Die Schere im Kopf der Journalisten


Einseitige Berichterstattung in vielen Medien ist heute ein zentrales Thema.
Doch nicht etwaige Regierungs-Anweisungen sind es, die für dafür sorgen, sondern die Schere im Kopf vieler Journalisten. Die gibt es nicht erst seit heute, sie wurden damit sozialisiert. Die spätere Hegemonie des Zeitgeistes war bei ihnen schon früh angekommen - bald nach '68.

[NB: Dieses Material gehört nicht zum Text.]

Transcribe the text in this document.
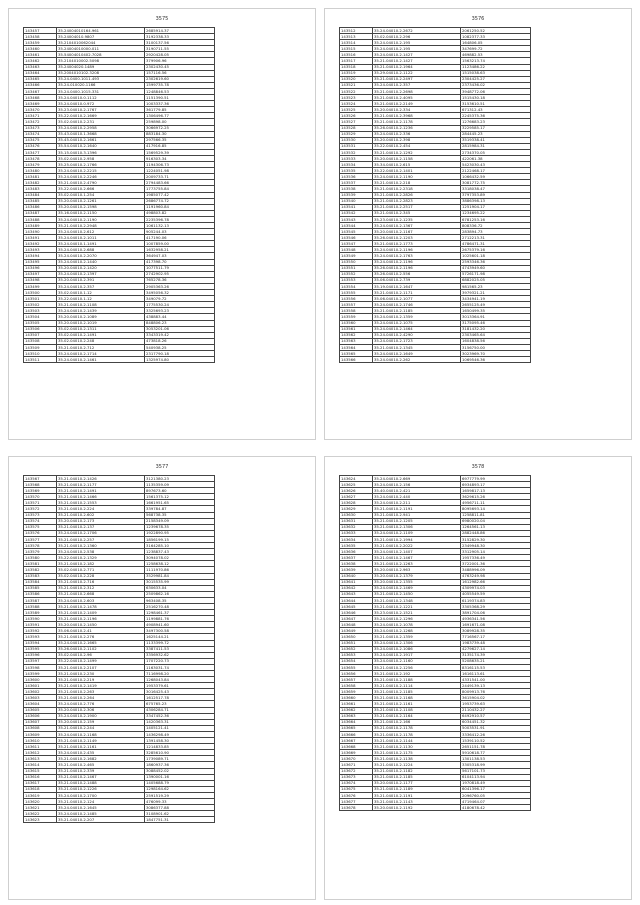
3575
143457	35.24004010164.961	2685914.37
143458	35.24004010.9807	3192338.33
143459	35.2104010062044	3100137.56
143460	35.24004010000.011	3190711.55
143461	35.54004010402.7028	2920428.05
143462	35.2104010002.5098	379906.96
143463	35.24004020.1489	2302430.45
143464	35.2004010102.3208	157116.56
143465	35.24.0400.1011.493	2302619.60
143466	35.24.010020.1166	1599735.78
143467	35.24.0400.1015.331	1248846.53
143468	35.24.04010.0.1112	1151390.51
143469	35.24.04010.0.972	1003337.36
143470	35.23.04010.2.1767	361779.85
143471	35.22.04010.2.1669	1306496.77
143472	35.02.04010.2.231	259898.00
143473	35.24.04010.2.2958	3066972.25
143474	35.43.04010.1.3668	883184.30
143475	35.45.04010.2.1661	297566.35
143476	35.54.04010.2.1640	417916.85
143477	35.15.04010.3.1396	1569529.39
143478	35.02.04010.2.958	916303.34
143479	35.25.04010.2.1766	1194306.73
143480	35.24.04010.2.2215	1224051.98
143481	35.24.04010.2.2246	2009733.71
143482	35.21.04010.2.4790	2794483.66
143483	35.22.04010.2.666	1773755.84
143484	35.02.04010.1.254	1985077.42
143485	35.20.04010.2.1261	2686774.72
143486	35.20.04010.2.1598	1191960.84
143487	35.16.04010.2.1150	498803.82
143488	35.24.04010.2.1190	2235396.78
143489	35.21.04010.2.2948	1061132.13
143490	35.24.04010.2.612	905244.03
143491	35.24.04010.2.1011	417190.06
143492	35.24.04010.1.1491	1007859.00
143493	35.24.04010.2.688	1632958.21
143494	35.24.04010.2.2070	364947.03
143495	35.24.04010.2.1440	417398.70
143496	35.20.04010.2.1420	1077511.79
143497	35.24.04010.2.1397	2742902.95
143498	35.20.04010.2.391	765278.36
143499	35.24.04010.2.357	2905363.26
143500	35.02.04010.1.12	3495056.32
143501	35.22.04010.1.12	349079.72
143502	35.21.04010.2.1108	1775530.24
143503	35.24.04010.2.1439	3325693.23
143504	35.20.04010.2.1089	438883.44
143505	35.20.04010.2.1019	848806.23
143506	35.02.04010.2.1311	3053201.06
143507	35.02.04010.2.1491	3343319.42
143508	35.02.04010.2.248	473818.26
143509	35.21.04010.2.712	540938.25
143510	35.24.04010.2.1714	2317790.18
143511	35.24.04010.2.1461	1325974.80
3576
143512	35.24.04010.2.2672	2061250.52
143513	35.02.04010.2.296	1082377.33
143514	35.24.04010.2.195	164806.05
143515	35.24.04010.2.195	347699.72
143516	35.24.04010.2.1427	469882.53
143517	35.21.04010.2.1427	1563213.74
143518	35.21.04010.2.1964	1123486.22
143519	35.29.04010.2.1122	1515038.63
143520	35.21.04010.2.2497	2304425.27
143521	35.24.04010.2.357	2373436.02
143522	35.21.04010.2.2698	3948772.06
143523	35.21.04010.2.4095	1515430.18
143524	35.21.04010.2.2149	3153610.51
143525	35.20.04010.2.334	671312.43
143526	35.21.04010.2.3968	2245375.36
143527	35.21.04010.2.1178	1276683.23
143528	35.26.04010.2.1236	3229585.17
143529	35.24.04010.2.336	284445.23
143530	35.20.04010.2.398	3519338.41
143531	35.22.04010.2.454	2815984.31
143532	35.21.04010.2.1292	2734370.05
143533	35.20.04010.2.1158	422061.38
143534	35.34.04010.2.615	5423030.43
143535	35.22.04010.2.1401	2122468.17
143536	35.24.04010.2.1190	1066432.59
143537	35.21.04010.2.218	3081772.75
143538	35.21.04010.2.2318	3318038.47
143539	35.21.04010.2.2826	3797353.89
143540	35.21.04010.2.2823	3886398.13
143541	35.21.04010.2.2517	1251904.17
143542	35.21.04010.2.345	1234695.22
143543	35.23.04010.2.1235	6781253.16
143544	35.24.04010.2.1367	808336.72
143545	35.20.04010.2.1167	283894.73
143546	35.26.04010.2.1203	2712213.31
143547	35.21.04010.2.1773	4786471.31
143548	35.24.04010.2.1196	2675379.16
143549	35.24.04010.2.1763	1025601.18
143550	35.24.04010.2.1196	2593346.36
143551	35.26.04010.2.1196	4743949.60
143552	35.26.04010.2.556	5726171.98
143553	35.06.04010.2.739	6882025.05
143554	35.19.04010.2.1647	981565.23
143555	35.21.04010.2.1171	3979321.21
143556	35.06.04010.2.1077	3434941.19
143557	35.24.04010.2.1746	2655125.49
143558	35.21.04010.2.1185	1650499.35
143559	35.24.04010.2.1359	3013364.91
143560	35.24.04010.2.1075	3175095.46
143561	35.24.04010.2.1464	3181432.20
143562	35.24.04010.2.4290	2303465.64
143563	35.24.04010.2.1723	1604838.56
143564	35.21.04010.2.1345	3156750.00
143565	35.24.04010.2.1649	3023969.70
143566	35.24.04010.2.262	1069546.36
3577
143567	35.21.04010.2.1426	3121380.23
143568	35.21.04010.2.1177	1135359.09
143569	35.21.04010.2.1491	897673.60
143570	35.21.04010.2.1466	1561375.12
143571	35.21.04010.2.1553	1661951.65
143572	35.21.04010.2.224	339784.87
143573	35.21.04010.2.602	568738.35
143574	35.20.04010.2.173	2158349.09
143575	35.21.04010.2.137	1239678.35
143576	35.24.04010.2.1706	1922890.95
143577	35.21.04010.2.257	1856199.15
143578	35.21.04010.2.1360	3164285.10
143579	35.24.04010.2.538	1238837.43
143580	35.22.04010.2.1329	3094078.02
143581	35.21.04010.2.182	1258638.12
143582	35.02.04010.2.771	1111970.86
143583	35.02.04010.2.228	3529981.84
143584	35.21.04010.2.716	3015535.99
143585	35.21.04010.2.312	630633.04
143586	35.21.04010.2.668	2509862.16
143587	35.24.04010.2.603	963408.35
143588	35.21.04010.2.1478	2516270.48
143589	35.21.04010.2.1409	1298461.37
143590	35.21.04010.2.1196	1199881.76
143591	35.20.04010.2.1450	4908941.60
143592	35.06.04010.2.41	3497300.58
143593	35.21.04010.2.276	1625144.21
143594	35.24.04010.2.1665	1133399.72
143595	35.26.04010.2.1102	3387411.53
143596	35.02.04010.2.96	3356932.62
143597	35.22.04010.2.1499	1707220.73
143598	35.21.04010.2.2107	1163031.74
143599	35.21.04010.2.230	7116998.20
143600	35.21.04010.2.219	1268043.84
143601	35.21.04010.2.1419	1953379.61
143602	35.21.04010.2.263	3016425.43
143603	35.21.04010.2.264	1612517.78
143604	35.24.04010.2.776	675765.23
143605	35.20.04010.2.306	4306284.71
143606	35.24.04010.2.1900	3347452.36
143607	35.20.04010.2.159	1420363.31
143608	35.21.04010.2.244	1405121.41
143609	35.24.04010.2.1168	1436298.49
143610	35.21.04010.2.1149	1391458.30
143611	35.21.04010.2.1161	1214833.85
143612	35.24.04010.2.435	3285610.90
143613	35.21.04010.2.1682	1739089.71
143614	35.21.04010.2.465	1860937.36
143615	35.21.04010.2.339	3088452.02
143616	35.21.04010.2.1467	1390001.16
143617	35.21.04010.2.1488	1405688.79
143618	35.21.04010.2.1226	1298164.62
143619	35.24.04010.2.1700	2591519.29
143620	35.21.04010.2.124	476099.33
143621	35.24.04010.2.1645	3086377.88
143622	35.24.04010.2.1485	3108901.62
143623	35.21.04010.2.207	1847751.31
3578
143624	35.24.04010.2.669	6977779.99
143625	35.24.04010.2.156	6934893.17
143626	35.40.04010.2.421	1659817.13
143627	35.24.04010.2.440	3629615.26
143628	35.24.04010.2.211	4956711.11
143629	35.21.04010.2.1191	8095693.14
143630	35.21.04010.2.941	1258811.81
143631	35.21.04010.2.1205	6980020.04
143632	35.21.04010.2.1306	1264561.13
143633	35.24.04010.2.1109	2882448.86
143634	35.21.04010.2.1994	3152829.30
143635	35.21.04010.2.2022	2349948.30
143636	35.24.04010.2.1407	3312905.14
143637	35.21.04010.2.1467	1957336.49
143638	35.21.04010.2.1263	3722001.36
143639	35.20.04010.2.963	3488996.09
143640	35.20.04010.2.1379	4763249.98
143641	35.20.04010.2.1355	1612982.66
143642	35.24.04010.2.1469	4309974.03
143643	35.21.04010.2.1450	4055549.59
143644	35.21.04010.2.1348	6119374.83
143645	35.21.04010.2.1221	3305368.29
143646	35.23.04010.2.1521	3891704.06
143647	35.24.04010.2.1296	4936341.56
143648	35.24.04010.2.1078	1691671.08
143649	35.24.04010.2.1268	3089928.35
143650	35.21.04010.2.1359	7716567.17
143651	35.24.04010.2.1306	1983739.48
143652	35.24.04010.2.1086	4279627.14
143653	35.24.04010.2.1917	3135174.39
143654	35.24.04010.2.1160	5208635.21
143655	35.21.04010.2.1256	8316115.53
143656	35.21.04010.2.192	1616113.61
143657	35.21.04010.2.1188	4331541.00
143658	35.21.04010.2.1114	2449139.13
143659	35.21.04010.2.1185	8009913.76
143660	35.21.04010.2.1168	3615904.02
143661	35.21.04010.2.1161	1953739.63
143662	35.21.04010.2.1108	2110432.27
143663	35.21.04010.2.1164	6492910.57
143664	35.21.04010.2.166	6034451.32
143665	35.21.04010.2.1178	5003531.91
143666	35.21.04010.2.1178	3336412.26
143667	35.21.04010.2.1144	1539110.52
143668	35.21.04010.2.1130	2651151.78
143669	35.21.04010.2.1175	5910618.77
143670	35.21.04010.2.1138	1301138.53
143671	35.21.04010.2.1224	3305318.99
143672	35.21.04010.2.1182	5617101.73
143673	35.21.04010.2.1185	6104113.94
143674	35.20.04010.2.1177	1970818.49
143675	35.21.04010.2.1189	6041396.17
143676	35.21.04010.2.1191	2096760.05
143677	35.21.04010.2.1143	4719464.07
143678	35.20.04010.2.1192	4180678.42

Zwei repräsentative Beispiele zu einer damals zentralen Frage, der Einstellung zur deutschen Frage:

1.
Auch wenn es etwa 40 Jahre her sein mag, erinere ich mich doch an einzelneVorgänge, als ich Im Gesamtdeutschen Insititut für politische Bildung zuständig war. In dieser Funktion hatte ich des öfteren Kontakt mit dem Leiter der Schulfunk-Redaktion eines größeren westdeutschen Senders, einem keineswegs zum Eiferertum neigenden, seriösen älteren Herrn. Der wollte sich ein differenziertes Bild von der DDR machen. Und dafür war das Institut im Zuge der neuen Ostpolitik ja bekannt, wegen seiner Bemühungen um Differenzierung oft auch kritisiert worden.

Er kam zu mir, um sich Informationen zu holen, Hinweise auf andere Quellen zu bekommen und sich auch Original-Dokfilme aus der DDR anzusehen (solche aufschlussreichen offiziellen DDR-Quellen konnten ja nicht als tendenziöse West-Propaganda abgetan werden).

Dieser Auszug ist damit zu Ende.